|July 22, 2018
May the God of hope fill you with all joy and peace in believing, so that you may abound in hope by the power of the Holy Spirit. Rom 15:13 My lips will shout for joy as I sing your praise; my soul, too, which you have redeemed. Ps 71:23
There was no way for her to know. How could she? She called me the happiest girl and she was happy for me. My joy made Nancy Evans happy. But how could she know the depths of terror that led to the joy she was witnessing in me?
Looking back, I realize that my imagination had run away with me, but paralyzing fear can be all too real for children whether it’s rational or not. Somehow, at the age of 11 or 12, I became obsessed with death.
Death became a nightly presence. When I lay in bed I was plagued with morbid thoughts, terrified that I would never wake up. I imagined coffins lined in pink satin, the moist earth with its worms slowly consuming my body. Sounds melodramatic, I know, but death’s proximity was very real in my haunted mind and held me captive.
I’ve tried to pinpoint the cause of my preoccupation with death at such a young age and for the life of me have no idea what could have possibly triggered such an intense, unhealthy fear. I didn’t consider the faith lessons I had learned or the rosaries I had prayed. Death became the one truth for me. I would die. Darkness invaded my heart especially at night.
I don’t know how long I lived under death’s gloomy spell but I remember clearly the day I was delivered.

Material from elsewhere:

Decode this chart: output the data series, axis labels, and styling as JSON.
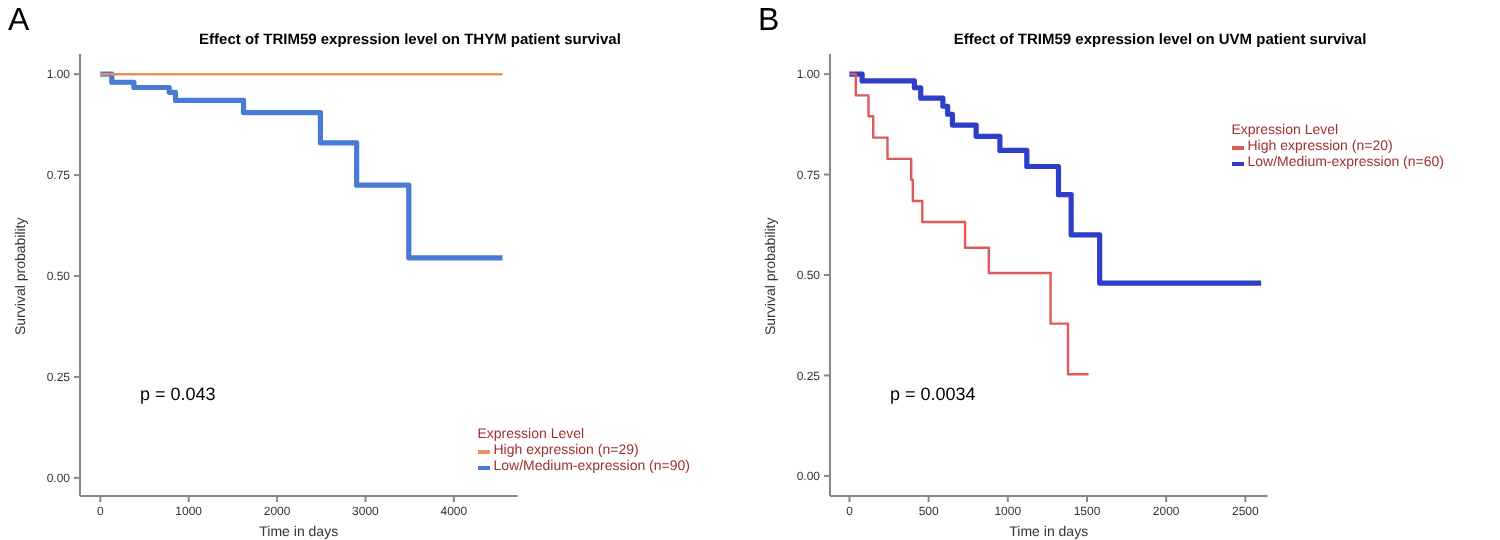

It was a beautiful summer day and I was in my bedroom changing into my bathing suit, getting ready to go to our neighborhood pool with my brother, Patrick. My thoughts must have turned again to my now relentless preoccupation, but they were interrupted by a ray of light.
I heard a voice.
It was clear as crystal, and it said, “You will be with me forever.”
I froze, What?
Again, like crystal, “You will be with me forever.”
I recognized my Savior’s voice as His words soaked into my being, and joy flooded in. Sheer ecstatic joy.
You indeed are my help, and in the shadow of your wings I shout for joy. Ps 63:8
I knew things now. I knew that was I loved by the One who is Love. I knew that I would live with Him forever. He said it. He promised it. I took Him at His WORD. Light rushed in and understanding. No darkness now, not with Him. Only joy, only love, only light. I rushed downstairs and announced to my mother, Mom! I can’t wait to die! I’m going to be with Jesus!
She stared at me, speechless.
Then I rounded up Pat and proclaimed the goodness of the Lord to him as we walked together to the pool. He too was left without words.
This is how the Lord operates. He sees a silly though terrified little girl and decides to enter her darkness and fill it with the light of His love. When we hear the voice of God, we know love and a joy no one can take from us.
Even now, when darkness threatens to overwhelm me, I can feel it. There’s this little bubble of joy waiting deep inside, ready to burst through.
My whole life changed that day over 50 years ago. The transformation was obvious and my friend, Nancy Evans, was my witness.